Амбелен повторяет утверждение, что герцог Брауншвейгский, который вовлек Ферзена в ряды масонов, снабдил Наундорфа во время нахождения того в Швейцарии бумагами, удостоверявшими его происхождение. Но ведь герцог Брауншвейгский, глава большой части германских масонов, умер в 1792 г. и никак не мог совершить это, поскольку дофин (даже чисто теоретически) мог в любом случае оказаться в Швейцарии только после 1793 г. или 1794 г.
Р. Амбелен, со ссылкой на конкретно указанные им фонды государственного архива в Мадриде, утверждает, что назначенный на должность воспитателя дофина Антуан Симон был в действительности роялистским агентом. В донесении другого разведчика из Парижа от 5 марта 1794 г., полученном через посла мадридского двора в Венеции министром иностранных дел Годоем, говорилось: "Уже давно Симон - один из наших людей, и он детально информирует нас о том, что происходит, в чем Ваше Превосходительство могли убедиться из моих донесений в течение ряда месяцев". В этом письме подробно со ссылкой на предшествующие донесения говорится об услугах, которые он оказывал роялистскому подполью до и после своего удаления с поста воспитателя дофина.
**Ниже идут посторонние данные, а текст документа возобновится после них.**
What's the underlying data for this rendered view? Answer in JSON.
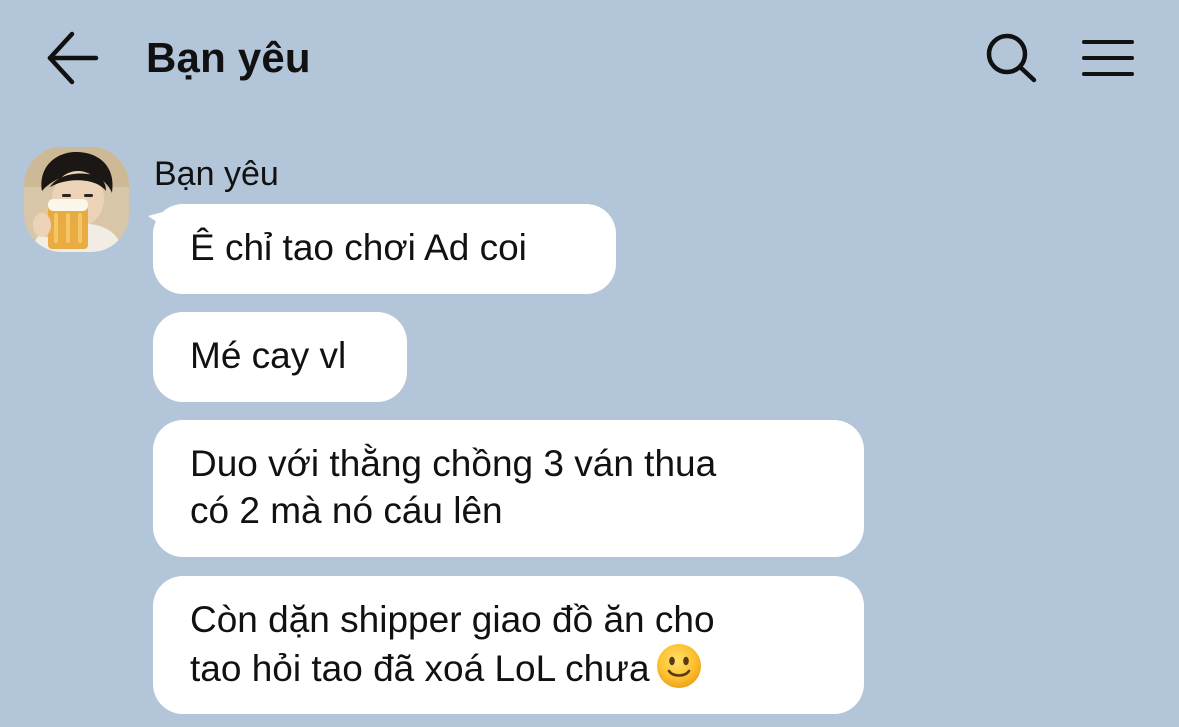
{
  "header": {
    "title": "Bạn yêu",
    "back_icon": "arrow-left-icon",
    "search_icon": "search-icon",
    "menu_icon": "hamburger-menu-icon"
  },
  "chat": {
    "sender": {
      "name": "Bạn yêu",
      "avatar_icon": "user-avatar-photo"
    },
    "messages": [
      {
        "lines": [
          "Ê chỉ tao chơi Ad coi"
        ]
      },
      {
        "lines": [
          "Mé cay vl"
        ]
      },
      {
        "lines": [
          "Duo với thằng chồng 3 ván thua",
          "có 2 mà nó cáu lên"
        ]
      },
      {
        "lines": [
          "Còn dặn shipper giao đồ ăn cho",
          "tao hỏi tao đã xoá LoL chưa"
        ],
        "emoji": "slightly-smiling-face"
      }
    ]
  },
  "colors": {
    "background": "#b3c5d8",
    "bubble": "#ffffff",
    "text": "#111111"
  }
}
Можно, конечно, усомниться в правдивости этой информации, которая поступала не только в Мадрид или в Лондон и прямо и косвенно восходит к "Парижскому агентству" и графу д'Антрегу. Однако эти сведения о роли Симона находят как будто подтверждение в вопросе, с помощью которого герцогиня Ангулемская решила разоблачить одного из мнимых дофинов, Матюрена Брюно, во время суда над ним в Руане:
- Что Симон поручил вам передать мне и что вы мне дали в день, когда я обрезала ваши волосы?
Этим вопросом она вроде бы давала понять, что Симон передал через дофина его сестре какое-то секретное сообщение от роялистов. Однако не исключено, что речь идет о вопросе-ловушке для разоблачения обманщика или что этот эпизод является вымыслом от начала до конца.
Жена Антуана Симона - Мария-Жанна после казни мужа была посажена в тюрьму, но менее чем через месяц, 24 августа 1794 г., была выпущена на волю. Возможно, оказавшись на свободе, она что-то неосторожно выболтала. Во всяком случае, весной 1796 г. Марию-Жанну по ее просьбе заключили в приют для неизлечимых больных, где она оставалась вплоть до смерти 10 июня 1819 г. В годы Реставрации она находилась под наблюдением полиции. Полицейские отчеты свидетельствуют, что "вдова Симон" оставалась в здравом уме и твердой памяти. Мария-Жанна неоднократно говорила разным людям, что дофину удалось бежать из Тампля и что вместо него там поместили какого-то смертельно больного ребенка. Это же она подтвердила, исповедуясь перед смертью.